This book contains one hundred challenging mathematics problems drawn from undergraduate-level math competitions. The book is simply organized: *problems, hints, and solutions*. Of course, the book should prove useful to students preparing for any type of math competition, such as the William Lowell Putnam Mathematical Competition. But the book is also useful as a problem supplement in standard undergraduate courses. There are a variety of interesting techniques illustrated, some of which are enumerated below. Instructors can either assign these for homework problems, or else use these problems for lecture illustrations of techniques and topics.
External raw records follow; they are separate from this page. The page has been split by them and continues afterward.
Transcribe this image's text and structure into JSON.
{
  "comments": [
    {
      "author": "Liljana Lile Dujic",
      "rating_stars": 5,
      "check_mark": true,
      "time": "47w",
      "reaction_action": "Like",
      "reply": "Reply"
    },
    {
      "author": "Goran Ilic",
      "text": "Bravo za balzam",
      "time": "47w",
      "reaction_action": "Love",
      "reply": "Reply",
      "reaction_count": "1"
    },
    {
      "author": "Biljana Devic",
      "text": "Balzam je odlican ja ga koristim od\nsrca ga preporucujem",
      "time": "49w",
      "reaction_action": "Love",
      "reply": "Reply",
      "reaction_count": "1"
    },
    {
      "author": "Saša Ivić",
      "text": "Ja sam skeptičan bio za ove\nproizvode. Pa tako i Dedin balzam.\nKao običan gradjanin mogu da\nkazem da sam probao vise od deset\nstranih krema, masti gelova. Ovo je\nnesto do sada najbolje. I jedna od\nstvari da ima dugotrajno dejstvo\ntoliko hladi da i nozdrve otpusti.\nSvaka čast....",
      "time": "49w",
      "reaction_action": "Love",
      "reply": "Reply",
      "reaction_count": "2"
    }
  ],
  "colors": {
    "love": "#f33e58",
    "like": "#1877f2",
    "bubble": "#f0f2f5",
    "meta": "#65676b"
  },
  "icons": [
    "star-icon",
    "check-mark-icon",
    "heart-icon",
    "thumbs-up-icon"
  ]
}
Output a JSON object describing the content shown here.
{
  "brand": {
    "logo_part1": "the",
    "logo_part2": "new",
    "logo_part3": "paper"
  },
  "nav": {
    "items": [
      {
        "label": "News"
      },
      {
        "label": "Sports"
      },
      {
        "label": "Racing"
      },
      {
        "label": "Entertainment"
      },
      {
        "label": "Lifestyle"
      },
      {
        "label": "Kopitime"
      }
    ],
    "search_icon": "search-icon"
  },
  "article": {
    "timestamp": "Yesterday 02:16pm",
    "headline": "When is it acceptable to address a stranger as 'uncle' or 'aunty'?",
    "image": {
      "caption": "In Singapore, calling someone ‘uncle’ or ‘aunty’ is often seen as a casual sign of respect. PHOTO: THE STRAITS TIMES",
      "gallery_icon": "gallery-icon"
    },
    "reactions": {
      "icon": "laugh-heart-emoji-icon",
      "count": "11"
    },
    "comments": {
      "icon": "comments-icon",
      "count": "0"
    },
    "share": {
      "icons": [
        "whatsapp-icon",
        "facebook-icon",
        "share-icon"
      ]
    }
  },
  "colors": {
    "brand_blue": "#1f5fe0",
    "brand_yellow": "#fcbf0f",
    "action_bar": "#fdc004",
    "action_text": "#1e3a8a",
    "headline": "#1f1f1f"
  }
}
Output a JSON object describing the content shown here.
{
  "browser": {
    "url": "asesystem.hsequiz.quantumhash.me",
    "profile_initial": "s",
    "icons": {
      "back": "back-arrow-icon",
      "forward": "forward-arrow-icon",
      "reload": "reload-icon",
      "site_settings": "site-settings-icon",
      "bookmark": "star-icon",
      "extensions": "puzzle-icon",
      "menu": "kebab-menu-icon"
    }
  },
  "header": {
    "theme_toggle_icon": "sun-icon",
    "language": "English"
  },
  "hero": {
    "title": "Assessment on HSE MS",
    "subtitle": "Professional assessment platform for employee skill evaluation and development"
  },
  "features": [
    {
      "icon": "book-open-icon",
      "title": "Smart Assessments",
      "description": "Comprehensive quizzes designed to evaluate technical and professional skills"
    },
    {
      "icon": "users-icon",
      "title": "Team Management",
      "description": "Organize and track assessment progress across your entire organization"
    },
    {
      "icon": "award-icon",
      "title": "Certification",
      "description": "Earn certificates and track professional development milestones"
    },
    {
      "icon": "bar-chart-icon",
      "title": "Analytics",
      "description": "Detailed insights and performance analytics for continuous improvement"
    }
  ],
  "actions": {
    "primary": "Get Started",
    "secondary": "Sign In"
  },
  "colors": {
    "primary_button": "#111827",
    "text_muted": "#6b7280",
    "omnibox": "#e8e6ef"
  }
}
Throughout the review, a number (or numbers) indicates the corresponding problem(s) in the book.

The following basic topics are illustrated:

· **Groups: **91

· **Ordinary differential equations: **98

· **Matrices and determinants: **45, 57, 67, 94, 100

· **Pure Geometry: **37, 48, 60, 62, 88, 99

· **Discrete Mathematics (Diophantine equations, Recursions): **7–9, 39, 58, 82, 89

· **Number Theory (Primes): **55, 80

Additionally the following standard calculus topics are illustrated:

· **Formulae and inequality for finite sums: **11, 12, 27, 29, 43, 77, 79, 97

· **Infinite and Power series: **16, 20, 31, 35, 40, 95

· **Integrals: **6, 21, 26, 28, 42, 53, 59, 63, 64, 76, 86

· **Sequences: **14

The following special theorems are illustrated:

· **Rouché’s theorem: **4

· **Cauchy’s inequality:** 15

· **Jordan’s inequality: **81

· **The Abel limit theorem: **76

· **DeMoivre’s theorem: **32

· **Hurwitz’s theorem: **62

· **The Bolzano-Weierstrass theorem: **98

· **Helly’s theorem: **88

· **The extended mean value theorem: **92

· **Dirichlet’s box principl**e: 47

Certain “exotic” topics, not necessarily covered in standard undergraduate courses, such as functional equations (75) and problems in sets of numbers (34, 49, 52) are also illustrated.

Finally, certain solutions illustrate solving a problem by breaking up the problem and enumerating cases (2, 100).

In conclusion, I think the book has adequate resources justifying it being on any instructor’s bookshelf.

Russell Jay Hendel (RHendel@Towson.Edu) holds a Ph.D. in theoretical mathematics and an Associateship from the Society of Actuaries. He teaches at Towson University. His interests include discrete number theory, applications of technology to education, problem writing, actuarial science and the interaction between mathematics, art and poetry.